The star on each image is way too big and insinuates I'd be favoriting the item for later rather than adding it to my shopping cart. I didn't even read the text above it because I thought it was a page title (as it's an H3), not instructions on how to use the site.
So let's say my mom is equally silly and into knives, so I click the star on the knife in hopes that I'll see other gifts like it. No, instead I'm on a screen that tells me the price of the knife and would I like to add it to my cart. I click back because I'm not sure what that page was all about and I'm taken all the way back to the homepage where I'm being told to start all over again.
As a normal user, I'd definitely be done with the site at this point.
Okay, let's try this again.
I go through the exact same process, clicking the exact same options.. and I get different results? Where were all these options before? Five random options is just not enough for me to feel your site is effectively helping me choose something personalized. Again, under Stylish & Whimsical, I see items that are neither (perfume, cheap-looking bookstand, tacky seedboxes, a Samurai umbrella (what?) and a wire cage shaped like a barrel for corks).
Having the notification show up on the "View Gifts" button is the reason I clicked on it before, because I assumed that was the next action, even though the header tells me to click on the star to show more options. Progressive actions should be on the right side, stagnating/reverse options should be on the left. Likewise, the only time a button should be orange or red (unless it's notably thematic across the site) is when it is a negative action. A shopping cart view in particular should be in the top/primary navigation.
In continually clicking through the suggestions, I'm not finding anything that makes me think that the initial category I selected at the beginning has anything to do with the gifts I'm being shown, nor does it look to be actively filtering based on additional things I keep starring. And as noted before, all of these gifts are pretty bad/cheap-looking.
- - -
TL;DR
- The design needs a lot of work (the palette, the UX) and it should be a lot easier to navigate and understand what is going on. As others have mentioned, taking control of the back button is a terrible idea.
- The items you have aren't thoughtful/curated enough and the photography is weak (not that you can help it necessarily, but a better design would lessen how much it affects the overall appearance and I'd imagine that the more luxury the brand, the better the photos). When I'm looking for gifts using services like this, I'm doing it because I want to find unique items; probably gifts that cost a little extra to begin with. The items on your site are all things I could find on Amazon within a few clicks. If I wanted ThinkGeek-quality gifts, I'd go to Spencer's.
- Have users search by more specific keywords/interests instead of trying to lump people into categories they either don't fit into at all or that multiple could apply to.
There are a lot of gift-searching sites out there, and a lot of them have these same issues.
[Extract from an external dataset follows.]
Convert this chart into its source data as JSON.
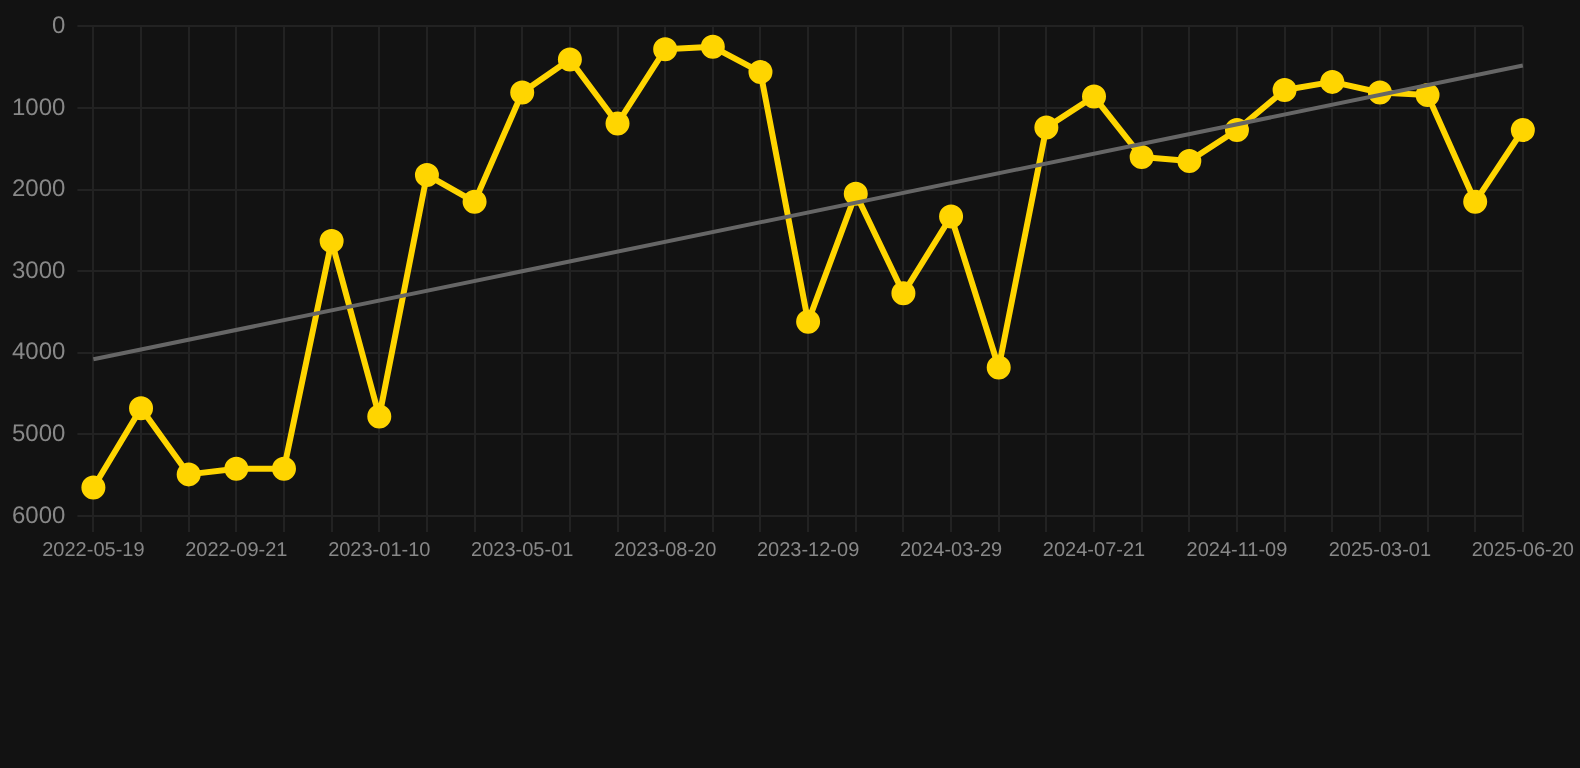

What problem were you trying to solve with site? Why would people use a specialty service to find the same types of things that show up on Google Shopping or incentivized Bing Shopping searches? I guess I don't understand why already-popular vendors are listed at all. Gift-finding services should be about highlighting unique gifts that are handmade or crafted by specialists, curated by tastemakers. You don't need to advertise for Nordstrom's.